MOURNING BECOMES NATASHA

Appreciations of the late Natasha Richardson continue to pour in, the British ones focusing understandably
on the film work of the 45-year-old actress who died suddenly and tragically earlier this week and on her dynastic status as perhaps the most shining of numerous heirs to the Redgrave talent. New York, meanwhile, has commemorated Richardson in quite a different manner, as has been seen by footage of the quite extraordinary encounters in which Richardson’s mother, Vanessa Redgrave, and husband, Liam Neeson, did a theater district walkabout in order to pay thanks to friends, colleagues, and fans for their expressions of love and support.

The fact is, Richardson was that rare London talent who gave herself over pretty entirely to the Broadway theater and left a grateful American public in thrall to her every stage appearance – and in very real mourning now. Lots of British performers triumph on Broadway, scooping up Tonys on the way. But how often have Pauline Collins, Stephen Dillane, Jeremy Irons, and Janet McTeer, to name just a few, returned to Broadway since they made their marks and won their prizes? In the case of the first two, not once, while Irons and McTeer are only back on Broadway this season, in Irons’s case a full quarter-century since he stormed 45th Street in Tom Stoppard’s The Real Thing.

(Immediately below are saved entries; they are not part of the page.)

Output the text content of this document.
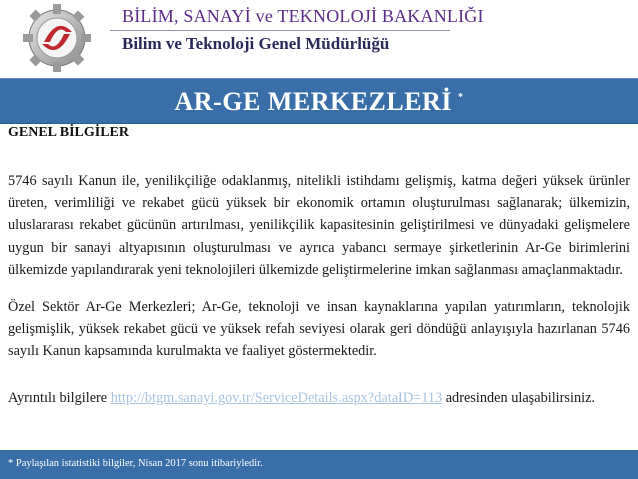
BİLİM, SANAYİ ve TEKNOLOJİ BAKANLIĞI
Bilim ve Teknoloji Genel Müdürlüğü
AR-GE MERKEZLERİ *
GENEL BİLGİLER
5746 sayılı Kanun ile, yenilikçiliğe odaklanmış, nitelikli istihdamı gelişmiş, katma değeri yüksek ürünler üreten, verimliliği ve rekabet gücü yüksek bir ekonomik ortamın oluşturulması sağlanarak; ülkemizin, uluslararası rekabet gücünün artırılması, yenilikçilik kapasitesinin geliştirilmesi ve dünyadaki gelişmelere uygun bir sanayi altyapısının oluşturulması ve ayrıca yabancı sermaye şirketlerinin Ar-Ge birimlerini ülkemizde yapılandırarak yeni teknolojileri ülkemizde geliştirmelerine imkan sağlanması amaçlanmaktadır.
Özel Sektör Ar-Ge Merkezleri; Ar-Ge, teknoloji ve insan kaynaklarına yapılan yatırımların, teknolojik gelişmişlik, yüksek rekabet gücü ve yüksek refah seviyesi olarak geri döndüğü anlayışıyla hazırlanan 5746 sayılı Kanun kapsamında kurulmakta ve faaliyet göstermektedir.
Ayrıntılı bilgilere http://btgm.sanayi.gov.tr/ServiceDetails.aspx?dataID=113 adresinden ulaşabilirsiniz.
* Paylaşılan istatistiki bilgiler, Nisan 2017 sonu itibariyledir.
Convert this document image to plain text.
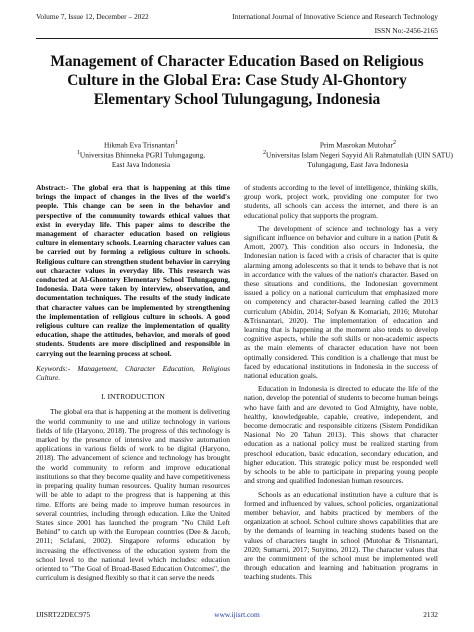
Volume 7, Issue 12, December – 2022	International Journal of Innovative Science and Research Technology
ISSN No:-2456-2165
Management of Character Education Based on Religious Culture in the Global Era: Case Study Al-Ghontory Elementary School Tulungagung, Indonesia
Hikmah Eva Trisnantari$^1$
$^1$Universitas Bhinneka PGRI Tulungagung,
East Java Indonesia
Prim Masrokan Mutohar$^2$
$^2$Universitas Islam Negeri Sayyid Ali Rahmatullah (UIN SATU) Tulungagung, East Java Indonesia

Abstract:- The global era that is happening at this time brings the impact of changes in the lives of the world's people. This change can be seen in the behavior and perspective of the community towards ethical values that exist in everyday life. This paper aims to describe the management of character education based on religious culture in elementary schools. Learning character values can be carried out by forming a religious culture in schools. Religious culture can strengthen student behavior in carrying out character values in everyday life. This research was conducted at Al-Ghontory Elementary School Tulungagung, Indonesia. Data were taken by interview, observation, and documentation techniques. The results of the study indicate that character values can be implemented by strengthening the implementation of religious culture in schools. A good religious culture can realize the implementation of quality education, shape the attitudes, behavior, and morals of good students. Students are more disciplined and responsible in carrying out the learning process at school.

Keywords:- Management, Character Education, Religious Culture.

I. INTRODUCTION

The global era that is happening at the moment is delivering the world community to use and utilize technology in various fields of life (Haryono, 2018). The progress of this technology is marked by the presence of intensive and massive automation applications in various fields of work to be digital (Haryono, 2018). The advancement of science and technology has brought the world community to reform and improve educational institutions so that they become quality and have competitiveness in preparing quality human resources. Quality human resources will be able to adapt to the progress that is happening at this time. Efforts are being made to improve human resources in several countries, including through education. Like the United States since 2001 has launched the program "No Child Left Behind" to catch up with the European countries (Dee & Jacob, 2011; Sclafani, 2002). Singapore reforms education by increasing the effectiveness of the education system from the school level to the national level which includes: education oriented to "The Goal of Broad-Based Education Outcomes", the curriculum is designed flexibly so that it can serve the needs

of students according to the level of intelligence, thinking skills, group work, project work, providing one computer for two students, all schools can access the internet, and there is an educational policy that supports the program.

The development of science and technology has a very significant influence on behavior and culture in a nation (Putit & Arnott, 2007). This condition also occurs in Indonesia, the Indonesian nation is faced with a crisis of character that is quite alarming among adolescents so that it tends to behave that is not in accordance with the values of the nation's character. Based on these situations and conditions, the Indonesian government issued a policy on a national curriculum that emphasized more on competency and character-based learning called the 2013 curriculum (Abidin, 2014; Sofyan & Komariah, 2016; Mutohar &Trisnantari, 2020). The implementation of education and learning that is happening at the moment also tends to develop cognitive aspects, while the soft skills or non-academic aspects as the main elements of character education have not been optimally considered. This condition is a challenge that must be faced by educational institutions in Indonesia in the success of national education goals.

Education in Indonesia is directed to educate the life of the nation, develop the potential of students to become human beings who have faith and are devoted to God Almighty, have noble, healthy, knowledgeable, capable, creative, independent, and become democratic and responsible citizens (Sistem Pendidikan Nasional No 20 Tahun 2013). This shows that character education as a national policy must be realized starting from preschool education, basic education, secondary education, and higher education. This strategic policy must be responded well by schools to be able to participate in preparing young people and strong and qualified Indonesian human resources.

Schools as an educational institution have a culture that is formed and influenced by values, school policies, organizational member behavior, and habits practiced by members of the organization at school. School culture shows capabilities that are by the demands of learning in teaching students based on the values of characters taught in school (Mutohar & Trisnantari, 2020; Sumarni, 2017; Sutyitno, 2012). The character values that are the commitment of the school must be implemented well through education and learning and habituation programs in teaching students. This

IJISRT22DEC975	www.ijisrt.com	2132
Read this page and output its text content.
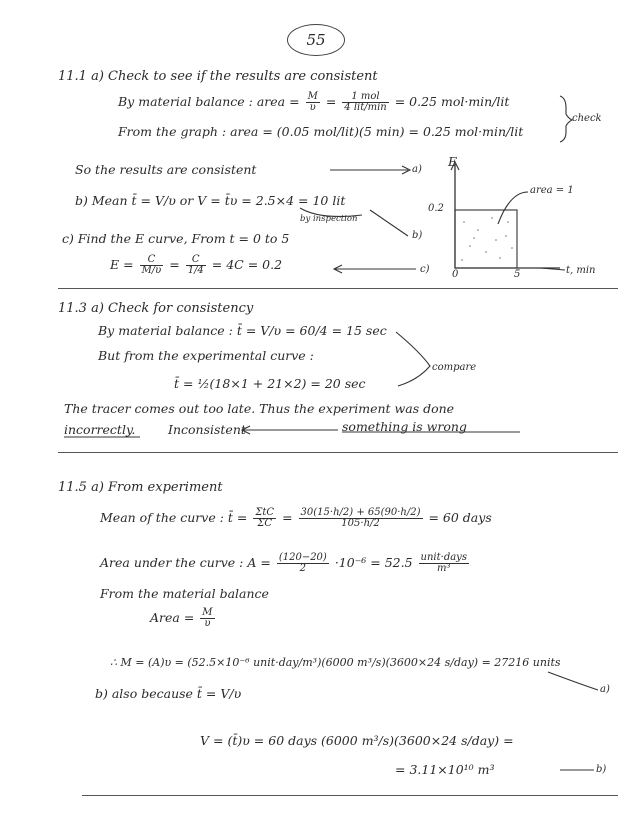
55
11.1 a) Check to see if the results are consistent
By material balance : area = $\frac{M}{\upsilon} = \frac{\text{1 mol}}{\text{4 lit/min}} = 0.25$ mol·min/lit
From the graph : area = (0.05 mol/lit)(5 min) = 0.25 mol·min/lit
check
So the results are consistent	a)
b) Mean t̄ = V/υ or V = t̄υ = 2.5×4 = 10 lit
by inspection
b)
c) Find the E curve, From t = 0 to 5
$E = \frac{C}{M/\upsilon} = \frac{C}{1/4} = 4C = 0.2$	c)
E
area = 1
0.2
0	5	t, min
11.3 a) Check for consistency
By material balance : t̄ = V/υ = 60/4 = 15 sec
But from the experimental curve :
compare
t̄ = ½(18×1 + 21×2) = 20 sec
The tracer comes out too late. Thus the experiment was done
incorrectly.	Inconsistent	something is wrong
11.5 a) From experiment
Mean of the curve : t̄ = $\frac{\text{ΣtC}}{\Sigma C} = \frac{30(15\cdot h/2) + 65(90\cdot h/2)}{105\cdot h/2} = 60$ days
Area under the curve : $A = \frac{(120-20)}{2} \cdot 10^{-6} = 52.5 \frac{\text{unit·days}}{\text{m³}}$
From the material balance
Area = $\frac{M}{\upsilon}$
∴ M = (A)υ = (52.5×10⁻⁶ unit·day/m³)(6000 m³/s)(3600×24 s/day) = 27216 units
a)
b) also because t̄ = V/υ
V = (t̄)υ = 60 days (6000 m³/s)(3600×24 s/day) =
= 3.11×10¹⁰ m³	b)
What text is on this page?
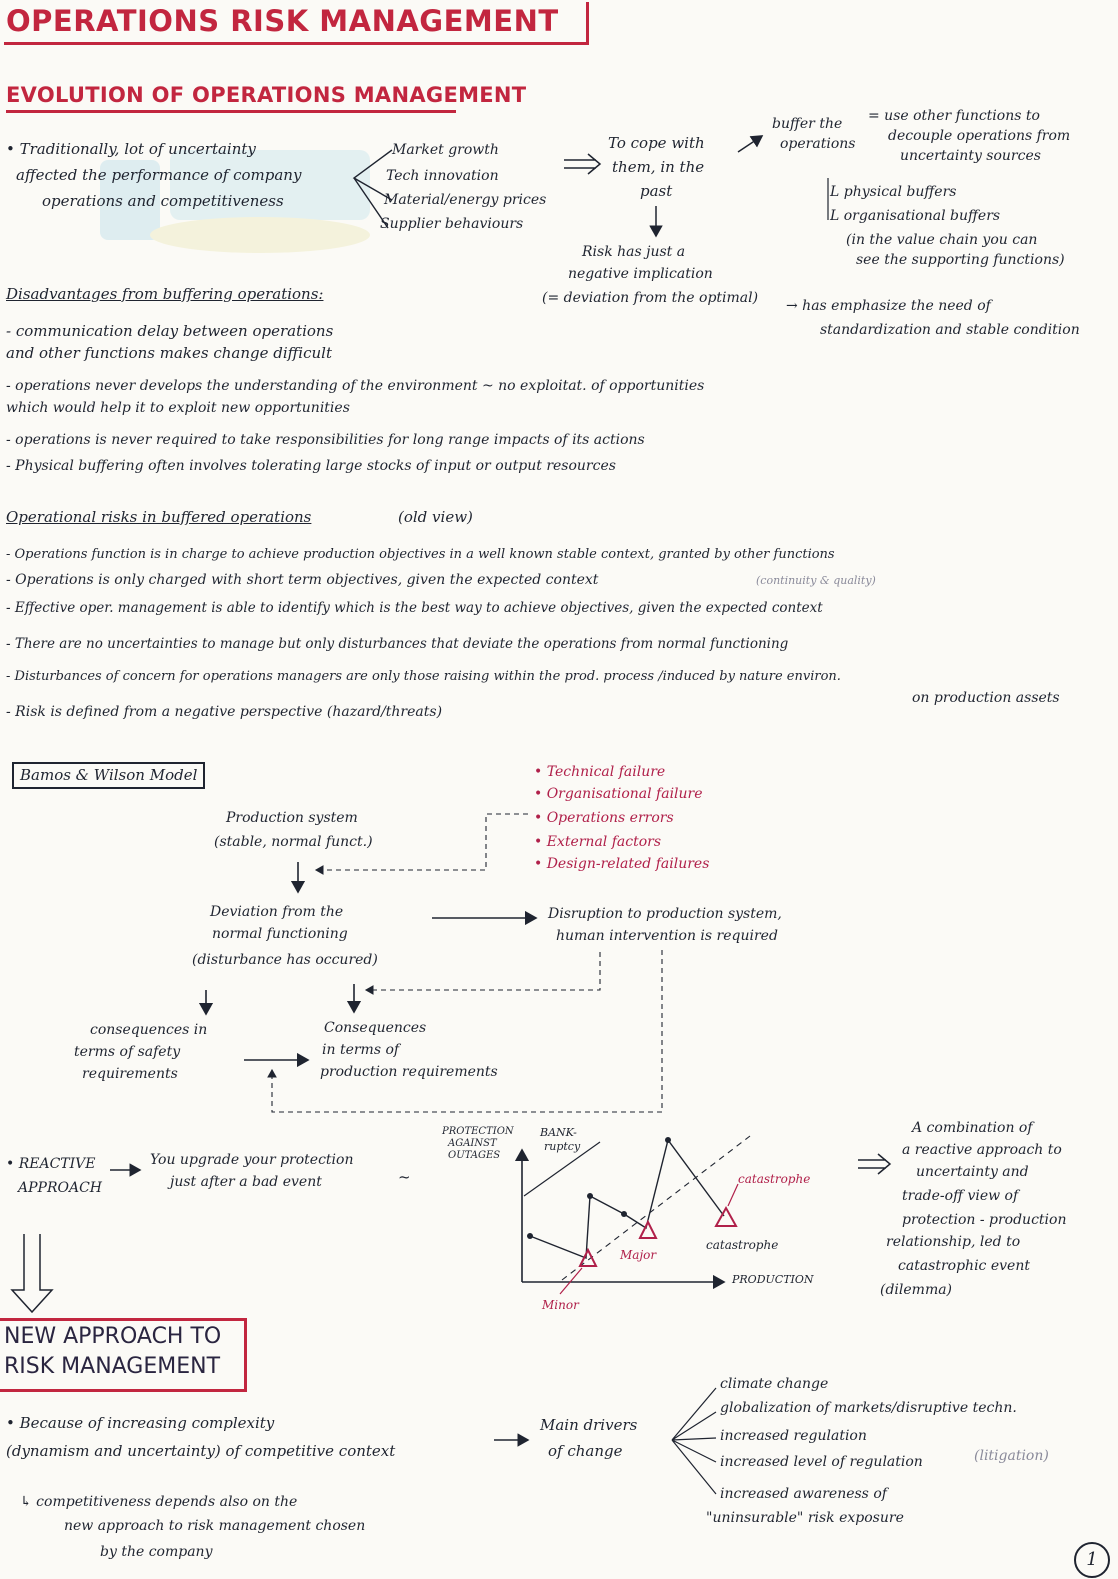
OPERATIONS RISK MANAGEMENT
EVOLUTION OF OPERATIONS MANAGEMENT
• Traditionally, lot of uncertainty
affected the performance of company
operations and competitiveness
Market growth
Tech innovation
Material/energy prices
Supplier behaviours
To cope with
them, in the
past
buffer the
operations
= use other functions to
decouple operations from
uncertainty sources
L physical buffers
L organisational buffers
(in the value chain you can
see the supporting functions)
Risk has just a
negative implication
(= deviation from the optimal) → has emphasize the need of
standardization and stable condition
Disadvantages from buffering operations:
- communication delay between operations
and other functions makes change difficult
- operations never develops the understanding of the environment ~ no exploitat. of opportunities
which would help it to exploit new opportunities
- operations is never required to take responsibilities for long range impacts of its actions
- Physical buffering often involves tolerating large stocks of input or output resources
Operational risks in buffered operations	(old view)
- Operations function is in charge to achieve production objectives in a well known stable context, granted by other functions
- Operations is only charged with short term objectives, given the expected context	(continuity & quality)
- Effective oper. management is able to identify which is the best way to achieve objectives, given the expected context
- There are no uncertainties to manage but only disturbances that deviate the operations from normal functioning
- Disturbances of concern for operations managers are only those raising within the prod. process /induced by nature environ.
on production assets
- Risk is defined from a negative perspective (hazard/threats)
Bamos & Wilson Model	• Technical failure
• Organisational failure
• Operations errors
• External factors
• Design-related failures
Production system
(stable, normal funct.)
Deviation from the
normal functioning
(disturbance has occured)
Disruption to production system,
human intervention is required
consequences in
terms of safety
requirements
Consequences
in terms of
production requirements
• REACTIVE
APPROACH
You upgrade your protection
just after a bad event	~
PROTECTION
AGAINST
OUTAGES
BANK-
ruptcy
PRODUCTION
Minor
Major
catastrophe
catastrophe
A combination of
a reactive approach to
uncertainty and
trade-off view of
protection - production
relationship, led to
catastrophic event
(dilemma)
NEW APPROACH TO
RISK MANAGEMENT
• Because of increasing complexity
(dynamism and uncertainty) of competitive context
Main drivers
of change
climate change
globalization of markets/disruptive techn.
increased regulation
increased level of regulation	(litigation)
increased awareness of
"uninsurable" risk exposure
↳ competitiveness depends also on the
new approach to risk management chosen
by the company	1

Richardson actually was the real thing – a theater artist by not divine but genetic right who loved the Broadway community and let New York know it: after all, money aside, O’Neill, Marber, Williams, and Masteroff, Kander and Ebb are considerably more rewarding – aren’t they? – than remakes of The Parent Trap. The point is, a lot of performers would have retreated happily to the wings following the astonishing success Richardson had in the Sam Mendes/Rob Marshall Roundabout Theatre revival of Cabaret, her Sally Bowles in every way a repudiation of the celebratory take on the part so famously proffered on screen by Liza Minnelli: I’ll never forget Richardson’s hair-raising reappraisal of the show’s title song, delivered as the last, desperate gasp of a fantasist in thrall to the forces of the Third Reich gathering around her. Jane Horrocks had attempted something of the same coup de theatre when Mendes mounted an earlier version of the same musical at London’s Donmar Warehouse, but it took someone of Richardson’s talent to sell the deeply neurotic sizzle via a Sally who broke your heart, all the while suggesting that something deep within her was broken, too.

But far from vanishing from view to tend to her much-deserved Tony, Richardson was back on the New York stage the very next season, lending an effortless allure and – a wonderful paradox, this – a coolly defining heat to the Broadway debut of Patrick Marber’s wonderful Closer, a play co-produced by the very man, Robert Fox, to whom Richardson had been married when she made her Broadway debut in Anna Christie for the Roundabout opposite Neeson, who then became her second husband. Even that shift in spouses made sense, given Richardson’s fervor for New York. In Fox, Richardson had a partner who, like herself, was part of a theater family, with all the aesthetic and emotional pros and cons that phenomenon brings with it. Neeson, by contrast, was from Irish stock of an altogether different sort, and he no doubt represented maritally much the same freedom Richardson revelled in when she spoke of New York, a town where she could very much forge her own career without always being shadowed by that of her mother. (Or Aunt Lynn, though, as it turns out, Lynn Redgrave was one of Richardson’s fellow Tony nominees for Best Actress in 1993 when both women lost to the late Madeline Kahn, for The Sisters Rosensweig.)

With family dynamics in mind, it was particularly moving to hear that Richardson and Redgrave were planning to reteam for a full Broadway revival of A Little Night Music, having appeared at the start of this year in a one-off benefit of the 1973 musical. Enough time had clearly elapsed that both women could share a Broadway stage with equally moving grace and heft – Redgrave now a semi-regular visitor to a street from which she had been too long absent during the late ’70s and most of the ’80s, Richardson the next generation who conquered Broadway her first time out (in Anna Christie) and kept doing so throughout.

At this point, following Richardson’s all too surreal death, it’s hard not to think of Redgrave’s own recent stage appearance in The Year of Magical Thinking, playing a woman who has lost both a husband and a daughter, as Redgrave herself now has. If Richardson’s passing seems particularly unthinkable in the Manhattan where the actress lived, it’s because life, in cruelly imitating art, has snatched from its midst an erstwhile British visitor to New York who with time became a beloved and invaluable Broadway mainstay.